Even so, It's empowering to think that I take all that and arrive at something of my own, independent of all these influences. So how do I explain the many ways in which my course has been drastically shifted by the odd conversation, an offhand suggestion, or an idle comment?

Awhile ago, an acquaintance who has lost a lot of weight, attributed his new physique to the hours he spends on his bicycle. The very next day, I was on the bike that had been chained up in my yard for most of the Spring, collecting cobwebs. And a colleague recently moved me to make an effort to get back to meditating regularly, by mentioning that he'd gotten his practice back on track. And a few months ago, a health professional I was consulting on a totally unrelated matter, suggested that I get hooked up with a writing group, advice I followed up on just a couple of weeks later, to great result.

None of these nudges were odd or unique in any way. In fact, all the actions that resulted were things I was thinking about to some degree, or things I knew I should do, but just hadn't gotten around to. They were actually all pretty obvious. I simply hadn't done them. But in all cases, getting the suggestion from a person I liked and respected made all the difference. And I'm intrigued by that.

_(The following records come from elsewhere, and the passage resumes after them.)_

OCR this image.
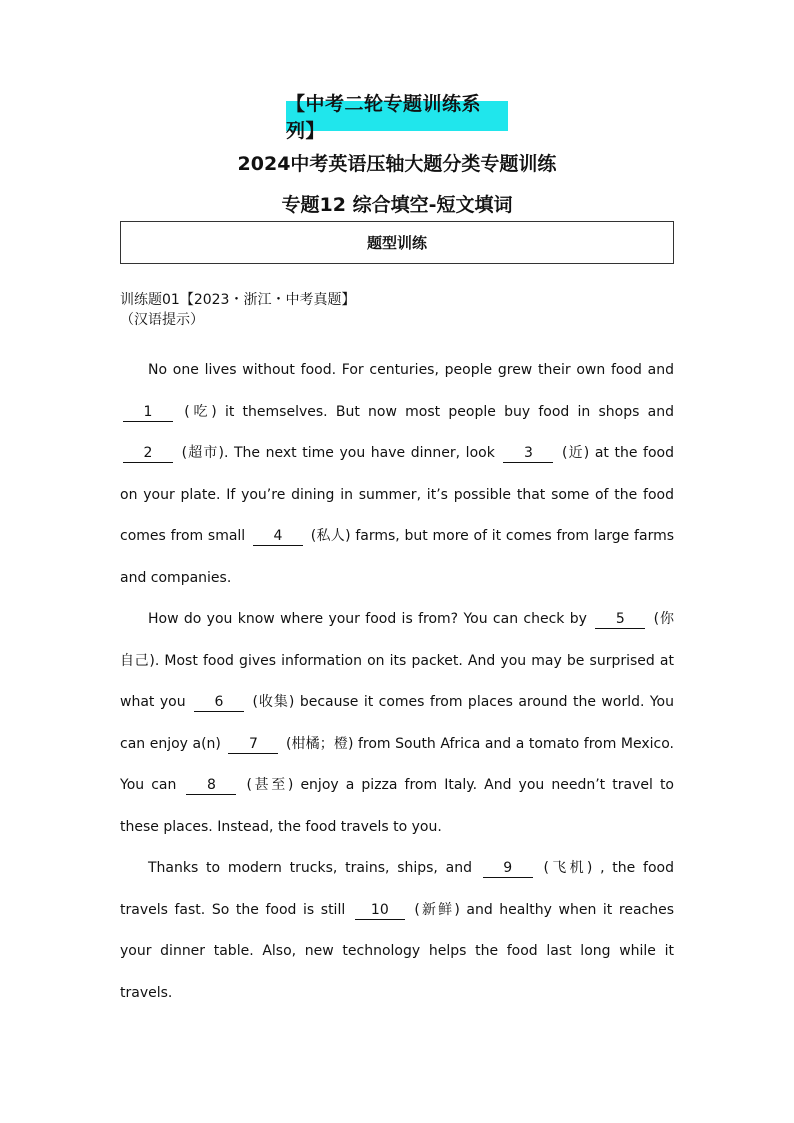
【中考二轮专题训练系列】
2024中考英语压轴大题分类专题训练
专题12 综合填空-短文填词
题型训练
训练题01【2023・浙江・中考真题】
（汉语提示）

No one lives without food. For centuries, people grew their own food and 1 (吃) it themselves. But now most people buy food in shops and 2 (超市). The next time you have dinner, look 3 (近) at the food on your plate. If you’re dining in summer, it’s possible that some of the food comes from small 4 (私人) farms, but more of it comes from large farms and companies.

How do you know where your food is from? You can check by 5 (你自己). Most food gives information on its packet. And you may be surprised at what you 6 (收集) because it comes from places around the world. You can enjoy a(n) 7 (柑橘；橙) from South Africa and a tomato from Mexico. You can 8 (甚至) enjoy a pizza from Italy. And you needn’t travel to these places. Instead, the food travels to you.

Thanks to modern trucks, trains, ships, and 9 (飞机) , the food travels fast. So the food is still 10 (新鲜) and healthy when it reaches your dinner table. Also, new technology helps the food last long while it travels.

It occurs to me that the effect of these nudges was much like the effect a deadline often produces. In both instances, there's a sense of immediacy that comes into the equation, and my will is mobilized in a way it wasn't before. But the nudge has a much more personal dimension to it than the deadline.

But this is something I don't really feel a need to break down and analyze until I understand it. I know that I feel grateful for them. I feel like I've been gifted by these acts, which each seems to involve aspects of sensitivity and of sharing. And as I think back, there've been so many!

There's one more nudge I have to mention. This blog was started as a result of an idle conversation with a stranger while standing in front of a bike shop. When she learned I was a writer, she immediately began to share the benefits she'd received from blogging, and she pressed me to start one myself. And I, who'd been very idly considering looking into it, for months if not years, took the plunge a short while later. And the rewards I've gotten from blogging have been transformative. I'll do a post about them someday.

In the meantime, I'm feeling much less caught up in the mythology of my independence. I'm deeply appreciative of these nudges that come, mostly unexpected and casual. I intend to hold myself open for more.